Condor conservationists would like to vaccinate the next class of captive breeding program graduates before they’re released into the wild this autumn, but no decisions about that have been announced yet. Eventually, they hope to add bird flu vaccinations to the wild condors’ annual health checkups, when they also receive a booster for West Nile virus, the mosquito-borne disease that has infected more than 250 bird species since it first arrived in New York City in 1999.
There is one particular bird flu survivor that Hauck can’t wait to vaccinate and release into Arizona’s skies. She was just an egg nestled on the floor of a cave when her mother died last spring. Hauck’s team collected the egg mostly to spare her father from dying due to exposure from flu in the cave where he was nesting, or from stress of solo-incubation.
The biologists were skeptical that the egg would be viable, but it successfully hatched at Liberty Wildlife Center. They named her “Milagra,” Spanish for “miracle,” and she now lives at The Peregrine Fund’s World Center for Birds of Prey headquarters in Boise, Idaho. There she is practicing flight and social behavior in preparation for her turn to soar into the wild, likely next fall.
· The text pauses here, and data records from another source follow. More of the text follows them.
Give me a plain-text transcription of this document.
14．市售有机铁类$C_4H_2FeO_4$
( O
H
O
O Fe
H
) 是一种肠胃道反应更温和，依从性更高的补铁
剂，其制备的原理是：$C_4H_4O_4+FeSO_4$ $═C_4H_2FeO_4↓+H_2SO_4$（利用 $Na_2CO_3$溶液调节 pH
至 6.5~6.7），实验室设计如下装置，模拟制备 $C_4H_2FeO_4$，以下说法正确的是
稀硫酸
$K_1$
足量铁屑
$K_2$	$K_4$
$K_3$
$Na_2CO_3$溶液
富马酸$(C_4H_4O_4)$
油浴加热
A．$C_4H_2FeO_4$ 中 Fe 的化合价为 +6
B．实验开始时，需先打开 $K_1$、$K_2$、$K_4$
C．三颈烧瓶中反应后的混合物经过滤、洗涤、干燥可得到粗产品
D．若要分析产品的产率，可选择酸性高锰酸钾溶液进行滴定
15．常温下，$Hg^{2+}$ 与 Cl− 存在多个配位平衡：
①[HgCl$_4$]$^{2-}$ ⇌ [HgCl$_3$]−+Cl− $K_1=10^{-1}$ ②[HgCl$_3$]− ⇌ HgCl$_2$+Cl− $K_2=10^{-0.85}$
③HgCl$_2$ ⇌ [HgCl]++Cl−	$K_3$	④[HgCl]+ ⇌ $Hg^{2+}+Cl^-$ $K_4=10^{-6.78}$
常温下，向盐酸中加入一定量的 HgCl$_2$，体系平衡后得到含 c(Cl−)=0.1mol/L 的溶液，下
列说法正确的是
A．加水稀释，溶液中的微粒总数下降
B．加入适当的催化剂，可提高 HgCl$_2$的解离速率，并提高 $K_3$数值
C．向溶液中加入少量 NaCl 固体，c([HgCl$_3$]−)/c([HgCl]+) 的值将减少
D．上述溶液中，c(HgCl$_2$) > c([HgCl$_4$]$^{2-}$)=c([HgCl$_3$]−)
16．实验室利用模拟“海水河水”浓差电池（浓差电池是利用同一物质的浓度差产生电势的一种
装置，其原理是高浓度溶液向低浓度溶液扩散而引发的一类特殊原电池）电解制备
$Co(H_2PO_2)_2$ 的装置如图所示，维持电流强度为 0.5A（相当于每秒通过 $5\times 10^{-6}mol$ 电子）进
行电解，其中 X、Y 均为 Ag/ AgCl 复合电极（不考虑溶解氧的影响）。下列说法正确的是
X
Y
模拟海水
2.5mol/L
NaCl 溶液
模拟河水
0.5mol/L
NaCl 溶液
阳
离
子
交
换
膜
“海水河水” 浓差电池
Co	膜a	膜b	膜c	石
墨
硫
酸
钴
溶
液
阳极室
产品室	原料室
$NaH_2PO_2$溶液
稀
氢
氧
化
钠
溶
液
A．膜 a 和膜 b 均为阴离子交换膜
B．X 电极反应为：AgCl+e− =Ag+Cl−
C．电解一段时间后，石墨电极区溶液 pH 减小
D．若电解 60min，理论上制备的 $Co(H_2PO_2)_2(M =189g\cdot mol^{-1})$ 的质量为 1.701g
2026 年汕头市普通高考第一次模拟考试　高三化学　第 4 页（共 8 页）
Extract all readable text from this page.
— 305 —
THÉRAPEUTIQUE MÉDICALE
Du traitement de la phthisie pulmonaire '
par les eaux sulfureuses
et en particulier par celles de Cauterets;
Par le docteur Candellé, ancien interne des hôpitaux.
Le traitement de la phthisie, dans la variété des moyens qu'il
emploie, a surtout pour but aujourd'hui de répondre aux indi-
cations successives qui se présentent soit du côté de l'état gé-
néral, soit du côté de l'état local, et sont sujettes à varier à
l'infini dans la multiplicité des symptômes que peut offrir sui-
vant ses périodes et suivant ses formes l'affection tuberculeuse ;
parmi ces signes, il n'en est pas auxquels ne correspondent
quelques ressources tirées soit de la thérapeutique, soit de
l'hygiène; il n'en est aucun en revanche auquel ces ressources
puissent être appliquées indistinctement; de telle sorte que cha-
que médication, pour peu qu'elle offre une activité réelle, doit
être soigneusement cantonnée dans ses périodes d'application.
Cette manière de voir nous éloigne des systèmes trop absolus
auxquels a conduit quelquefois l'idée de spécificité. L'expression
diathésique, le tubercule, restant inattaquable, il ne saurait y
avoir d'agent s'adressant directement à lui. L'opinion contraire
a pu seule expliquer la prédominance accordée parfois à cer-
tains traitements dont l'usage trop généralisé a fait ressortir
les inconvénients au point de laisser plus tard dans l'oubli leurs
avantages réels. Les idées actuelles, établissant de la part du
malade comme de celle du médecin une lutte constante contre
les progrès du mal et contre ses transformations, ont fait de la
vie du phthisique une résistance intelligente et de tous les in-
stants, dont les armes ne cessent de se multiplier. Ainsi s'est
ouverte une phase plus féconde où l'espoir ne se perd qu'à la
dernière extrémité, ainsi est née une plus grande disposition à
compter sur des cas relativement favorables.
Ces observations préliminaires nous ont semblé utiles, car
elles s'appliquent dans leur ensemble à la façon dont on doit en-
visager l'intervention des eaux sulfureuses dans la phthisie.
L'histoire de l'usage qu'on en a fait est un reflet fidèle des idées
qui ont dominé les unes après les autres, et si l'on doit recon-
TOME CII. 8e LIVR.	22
Hauck says he’s hopeful that Milagra and the rest of the flock will receive a strong immune boost from the vaccines. If mammals become increasingly susceptible to the disease, it could get even more dangerous for the condors cleaning up their corpses. “We’ve brought this species back from the brink,” he said. “But we’re far from recovery, especially now with the threat of HPAI. This is not an expected threat that we planned for.”
Still, he believes in the condors’ resilience. After all that they’ve faced, they can overcome this threat too: “They’re still kicking. I’m confident that they’re going to beat this,” he said. “And we’ll help.”